Il se retourna de nouveau, son dos et ses épaules formant un mur devant Thismet.

Mais il fléchissait, elle le savait. Elle avait perçu dans ses yeux, comme le comte Farquanor précédemment, l’éclat fugitif de la tentation, au moment où elle lui avait donné le titre de lord Korsibar. Était-il près de céder ? Un dernier effort suffirait-il ?

Peut-être. Mais pas tout de suite. Elle connaissait la versatilité du caractère de son frère ; elle savait quand le moment était propice pour l’inciter à passer à l’action et quand il allait se retrancher dans un immobilisme total. Dans l’immédiat, elle était allée aussi loin qu’elle osait le faire.

— Regarde, fit-elle, Prestimion revient. Je me demande pourquoi. Pour recevoir son prix, j’imagine.

— Les prix seront remis lors de la cérémonie de clôture.

— Alors, pourquoi est-il revenu ? Et on dirait qu’il s’apprête à tirer de nouveau.

Elle avait raison.

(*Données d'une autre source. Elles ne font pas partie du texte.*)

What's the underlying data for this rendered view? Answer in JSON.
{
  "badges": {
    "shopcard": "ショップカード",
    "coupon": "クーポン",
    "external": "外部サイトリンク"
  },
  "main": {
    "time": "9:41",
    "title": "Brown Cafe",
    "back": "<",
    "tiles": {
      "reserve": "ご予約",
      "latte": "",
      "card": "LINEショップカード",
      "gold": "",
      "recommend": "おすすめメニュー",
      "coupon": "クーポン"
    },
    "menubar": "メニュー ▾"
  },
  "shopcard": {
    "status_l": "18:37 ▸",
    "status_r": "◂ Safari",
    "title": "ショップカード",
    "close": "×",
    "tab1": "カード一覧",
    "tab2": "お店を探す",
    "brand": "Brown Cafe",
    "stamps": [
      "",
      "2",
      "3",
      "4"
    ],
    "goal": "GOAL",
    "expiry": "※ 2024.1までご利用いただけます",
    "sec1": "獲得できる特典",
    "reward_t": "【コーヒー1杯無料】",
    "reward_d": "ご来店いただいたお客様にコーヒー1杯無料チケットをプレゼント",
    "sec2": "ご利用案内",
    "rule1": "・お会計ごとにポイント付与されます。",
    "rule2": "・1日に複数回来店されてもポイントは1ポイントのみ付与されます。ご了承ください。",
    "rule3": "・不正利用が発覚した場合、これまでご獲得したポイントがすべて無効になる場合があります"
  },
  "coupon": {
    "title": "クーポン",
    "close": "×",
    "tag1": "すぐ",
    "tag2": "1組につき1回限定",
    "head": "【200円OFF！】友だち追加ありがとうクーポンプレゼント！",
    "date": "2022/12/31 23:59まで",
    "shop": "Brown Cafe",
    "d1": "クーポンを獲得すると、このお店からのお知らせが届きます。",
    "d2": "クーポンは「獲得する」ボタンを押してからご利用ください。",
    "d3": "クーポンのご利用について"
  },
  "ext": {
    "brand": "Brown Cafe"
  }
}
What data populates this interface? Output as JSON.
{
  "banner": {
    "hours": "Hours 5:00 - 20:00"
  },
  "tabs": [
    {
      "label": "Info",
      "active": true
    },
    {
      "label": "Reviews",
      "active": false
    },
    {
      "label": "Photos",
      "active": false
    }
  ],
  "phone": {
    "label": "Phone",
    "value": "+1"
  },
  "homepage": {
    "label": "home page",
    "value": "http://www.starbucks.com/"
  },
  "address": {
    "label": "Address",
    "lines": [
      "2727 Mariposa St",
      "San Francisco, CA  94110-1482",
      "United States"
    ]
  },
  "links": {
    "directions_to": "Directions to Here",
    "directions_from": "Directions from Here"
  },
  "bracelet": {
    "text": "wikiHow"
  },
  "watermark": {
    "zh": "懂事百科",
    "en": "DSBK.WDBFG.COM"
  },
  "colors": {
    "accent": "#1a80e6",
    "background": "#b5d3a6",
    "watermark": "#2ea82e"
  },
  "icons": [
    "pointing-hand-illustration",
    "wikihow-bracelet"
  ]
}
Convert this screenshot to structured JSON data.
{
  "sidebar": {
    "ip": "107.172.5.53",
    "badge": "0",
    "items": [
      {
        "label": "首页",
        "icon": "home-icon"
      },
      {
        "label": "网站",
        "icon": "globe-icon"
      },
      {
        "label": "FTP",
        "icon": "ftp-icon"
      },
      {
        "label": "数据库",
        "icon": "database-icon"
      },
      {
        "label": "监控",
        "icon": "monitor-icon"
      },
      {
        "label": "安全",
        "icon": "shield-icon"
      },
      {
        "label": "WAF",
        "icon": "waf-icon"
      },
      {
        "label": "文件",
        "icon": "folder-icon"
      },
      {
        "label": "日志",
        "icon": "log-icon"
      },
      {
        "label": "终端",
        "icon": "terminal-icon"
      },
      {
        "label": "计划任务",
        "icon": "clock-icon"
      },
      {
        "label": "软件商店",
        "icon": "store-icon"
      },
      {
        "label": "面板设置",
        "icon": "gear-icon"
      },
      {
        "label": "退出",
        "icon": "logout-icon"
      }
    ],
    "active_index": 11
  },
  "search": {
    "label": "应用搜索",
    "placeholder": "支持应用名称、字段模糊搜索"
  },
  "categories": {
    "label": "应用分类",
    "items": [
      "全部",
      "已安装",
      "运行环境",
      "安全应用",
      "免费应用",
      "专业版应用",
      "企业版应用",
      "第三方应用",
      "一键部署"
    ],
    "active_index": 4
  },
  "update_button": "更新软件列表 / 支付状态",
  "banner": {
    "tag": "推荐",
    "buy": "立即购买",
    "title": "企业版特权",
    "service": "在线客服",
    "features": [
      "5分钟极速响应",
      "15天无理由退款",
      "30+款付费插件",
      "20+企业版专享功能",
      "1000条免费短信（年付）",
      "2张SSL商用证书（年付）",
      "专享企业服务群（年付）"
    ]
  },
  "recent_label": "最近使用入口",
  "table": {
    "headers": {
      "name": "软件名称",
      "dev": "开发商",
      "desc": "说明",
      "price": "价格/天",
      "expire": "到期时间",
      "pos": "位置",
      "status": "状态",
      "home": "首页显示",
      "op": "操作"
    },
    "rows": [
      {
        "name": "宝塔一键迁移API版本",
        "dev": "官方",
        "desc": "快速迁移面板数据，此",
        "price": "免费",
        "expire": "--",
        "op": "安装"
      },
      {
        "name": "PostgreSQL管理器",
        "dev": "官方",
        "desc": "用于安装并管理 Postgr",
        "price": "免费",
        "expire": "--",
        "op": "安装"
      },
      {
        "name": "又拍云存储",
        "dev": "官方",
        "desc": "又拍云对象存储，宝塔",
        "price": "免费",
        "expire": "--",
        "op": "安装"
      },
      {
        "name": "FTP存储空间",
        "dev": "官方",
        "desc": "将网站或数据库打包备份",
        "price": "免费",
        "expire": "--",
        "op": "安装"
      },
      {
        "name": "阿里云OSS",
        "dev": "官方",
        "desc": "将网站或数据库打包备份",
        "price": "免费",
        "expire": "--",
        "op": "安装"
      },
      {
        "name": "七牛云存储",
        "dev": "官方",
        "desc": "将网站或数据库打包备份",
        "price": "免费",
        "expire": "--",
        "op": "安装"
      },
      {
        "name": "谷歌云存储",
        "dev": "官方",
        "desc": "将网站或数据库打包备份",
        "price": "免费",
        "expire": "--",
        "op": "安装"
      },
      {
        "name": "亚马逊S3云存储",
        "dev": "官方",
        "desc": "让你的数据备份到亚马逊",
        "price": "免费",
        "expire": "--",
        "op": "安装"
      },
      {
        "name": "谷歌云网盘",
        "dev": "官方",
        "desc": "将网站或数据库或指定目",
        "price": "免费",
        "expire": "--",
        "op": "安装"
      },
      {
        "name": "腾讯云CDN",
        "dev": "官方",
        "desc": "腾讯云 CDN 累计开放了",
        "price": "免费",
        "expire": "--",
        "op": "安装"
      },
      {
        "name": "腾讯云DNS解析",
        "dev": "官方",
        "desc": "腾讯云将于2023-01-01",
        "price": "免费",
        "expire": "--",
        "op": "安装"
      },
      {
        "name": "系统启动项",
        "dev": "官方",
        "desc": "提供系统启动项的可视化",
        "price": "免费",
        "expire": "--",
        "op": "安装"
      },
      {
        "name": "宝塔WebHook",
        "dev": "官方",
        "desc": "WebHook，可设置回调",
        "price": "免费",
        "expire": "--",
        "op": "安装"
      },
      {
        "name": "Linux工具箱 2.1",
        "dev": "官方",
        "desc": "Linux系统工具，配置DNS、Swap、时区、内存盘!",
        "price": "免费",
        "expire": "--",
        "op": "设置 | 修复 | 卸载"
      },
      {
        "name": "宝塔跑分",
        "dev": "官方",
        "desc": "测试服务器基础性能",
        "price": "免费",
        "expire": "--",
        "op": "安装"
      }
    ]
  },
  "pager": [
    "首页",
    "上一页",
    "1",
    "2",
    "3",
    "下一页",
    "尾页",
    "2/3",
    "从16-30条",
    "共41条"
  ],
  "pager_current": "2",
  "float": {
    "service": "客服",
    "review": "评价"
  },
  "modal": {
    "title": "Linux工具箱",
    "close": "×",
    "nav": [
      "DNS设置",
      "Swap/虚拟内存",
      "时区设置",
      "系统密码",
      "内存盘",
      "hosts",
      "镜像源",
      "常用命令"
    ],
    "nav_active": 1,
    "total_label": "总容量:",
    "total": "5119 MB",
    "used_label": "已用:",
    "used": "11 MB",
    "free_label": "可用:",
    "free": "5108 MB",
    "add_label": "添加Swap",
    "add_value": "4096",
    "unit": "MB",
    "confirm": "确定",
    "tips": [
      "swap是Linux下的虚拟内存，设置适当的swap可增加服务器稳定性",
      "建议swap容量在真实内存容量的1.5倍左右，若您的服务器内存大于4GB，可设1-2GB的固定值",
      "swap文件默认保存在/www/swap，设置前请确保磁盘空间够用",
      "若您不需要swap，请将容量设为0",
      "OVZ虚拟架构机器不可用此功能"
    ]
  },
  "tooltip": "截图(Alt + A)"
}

Prestimion avait son arc à la main et un carquois rempli sur l’épaule. Un des juges se leva pour faire une annonce : le vainqueur de la compétition de tir à l’arc, déclara-t-il, était le prince Prestimion de Muldemar qui, à la demande générale, allait maintenant faire une nouvelle démonstration de son talent.

— C’est très inhabituel, observa doucement Korsibar.

— Purement politique, à l’évidence, fit Thismet. Tu vois bien qu’ils cherchent à le mettre en valeur. À donner au bon peuple une nouvelle occasion d’admirer son merveilleux futur Coronal. C’est pour la galerie, Korsibar !

Pour toute réponse, Korsibar émit un grognement d’approbation.